When he took his leave he was surprised to find that Pascal would accompany him out. Robert wiggled his plump hands happily, trying to reach the scissors again. And as the parlor door closed they heard Madame Cigny begin singing him a little song in creole....
"Indeed you are a very droll fellow," Pascal said when they had reached the street.
"What do you mean?"
"To ask a creole lady to harbor your mulatto wench?"
"I didn't see it in that light," the doctor said. "The town's in a state of emergency."
"It's of no consequence. Though I suppose the ladies must inevitably be weary of seeing their husband's bastard get in the arms of these colored women. And you must know that our Isobel was one the ladies who brought about the sumptuary law."
"Oh but I have only been in the country a couple of months," the doctor said.
"At the behest of our ladies an ordinance was passed which forbade the mulattresses to wear their fine clothes-- out of their own doors. Nor any jewelry or ornament.... but the women rebelled and refused to go out at all. They refused to entertain. I think you know their touch with entertainment? And so the law was hastily repealed."
"Thank you," the doctor said. "You have been most enlightening."
They parted, and the doctor went on to Les Ursulines where with some difficulty he persuaded the nuns to admit him at last. A nun was present throughout his interview with Claire and so he remained across the room from the place where she was seated while he gave his news. After all he hardly knew how to comport himself and really it relieved him that they were not left alone. He had no wish to be touched or to touch anyone for the time being, if he could avoid it. And she seemed mute and uncomprehending; her still beauty was a mask; he had to repeat himself several times before he thought she'd understood. Then she crossed the room more quickly than the nun could stay her, sank down and wrapped her arms around his legs and laid her cheek against his knees.Two hours after dark Oule, called Tullius by the white people, led the spotted pony into Crozac's stableyard and put it into its stall. The shutter was open into the farrier's rooms and he could see Marie-Fon sitting near the window, lit by a candle deeper within. He paused to watch her for a moment, until Crozac appeared and pinched her ear and twisted it to make her rise. In the midst of this action the white man stopped and stared out the window so intently that Oule wondered if he'd seen him, though he thought it was too far and he was too well hidden in the dark.
He left the yard and walked through the grumbling streets until he had come to the edge of town near the cemetery, La Fossette. Above the line of Morne du Cap the fires from the plain still painted a dull reflection on the sky and Oule was glad to see it so. He circled the cemetery, eyes on the fiery horizon, and stumbled into a cluster of cats who'd been working over a dry heap of birdbones.

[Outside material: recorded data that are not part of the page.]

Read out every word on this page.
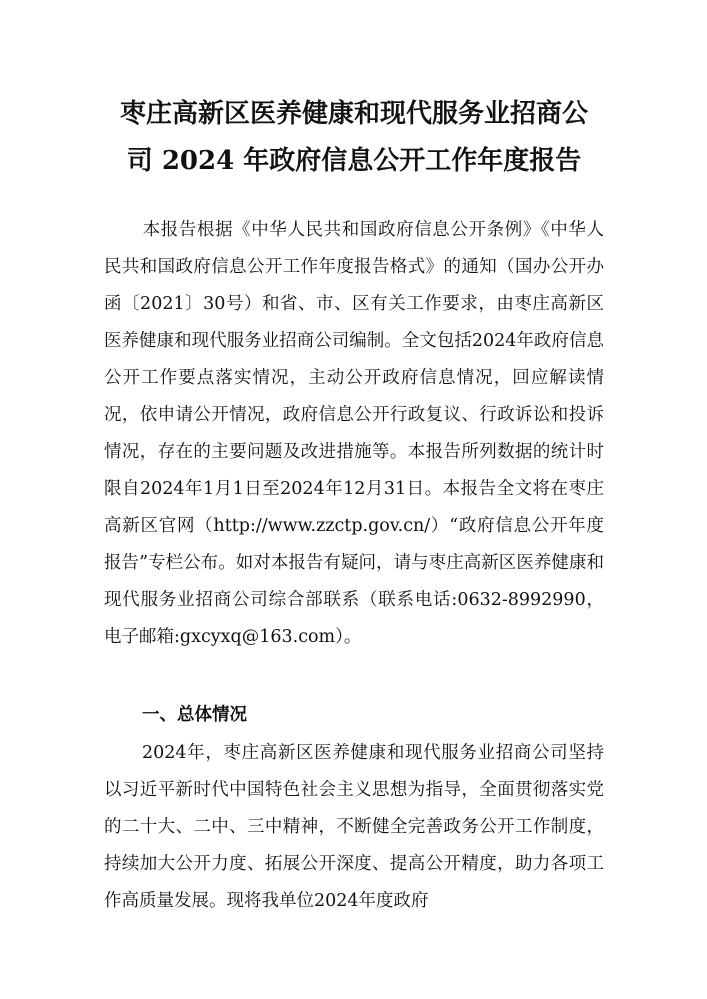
枣庄高新区医养健康和现代服务业招商公
司 2024 年政府信息公开工作年度报告

本报告根据《中华人民共和国政府信息公开条例》《中华人民共和国政府信息公开工作年度报告格式》的通知（国办公开办函〔2021〕30号）和省、市、区有关工作要求，由枣庄高新区医养健康和现代服务业招商公司编制。全文包括2024年政府信息公开工作要点落实情况，主动公开政府信息情况，回应解读情况，依申请公开情况，政府信息公开行政复议、行政诉讼和投诉情况，存在的主要问题及改进措施等。本报告所列数据的统计时限自2024年1月1日至2024年12月31日。本报告全文将在枣庄高新区官网（http://www.zzctp.gov.cn/）“政府信息公开年度报告”专栏公布。如对本报告有疑问，请与枣庄高新区医养健康和现代服务业招商公司综合部联系（联系电话:0632-8992990，电子邮箱:gxcyxq@163.com）。

一、总体情况

2024年，枣庄高新区医养健康和现代服务业招商公司坚持以习近平新时代中国特色社会主义思想为指导，全面贯彻落实党的二十大、二中、三中精神，不断健全完善政务公开工作制度，持续加大公开力度、拓展公开深度、提高公开精度，助力各项工作高质量发展。现将我单位2024年度政府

The cats scattered away, hissing, invisible in the dark. A few steps further was the hut of the hûngan Bonneau, an affranchi who lived here unmolested since no one cared who lived in such a noisome place. Oule tapped on the doorframe and waited, listening. Inside the hut a light was struck.
"Ah, you've come for something," the hûngan said as he opened.
"A death," Oule said.
"Un coup à l'air?"
"Un coup poudré."
"Blanc ou noir?"
"It's for a white man," Oule said. "Let it be slow."
The hûngan beckoned him inside and showed him a brownish powder in a thin leather pouch wrinkled in the shape of a testicle sac. They dickered. When they came out again Oule had the sack on a thong around his neck and the h-ngan was clicking a few coins in his palm. They paused for a moment just outside the doorway, listening to a bell ringing slow and dolorous in the town, until Bonneau pronounced the proverb slaves had long attached to such tolling.
"Bon blanc mouri-- mauvais resté."
"There are no good ones," Oule said. "But now the bad ones will die too."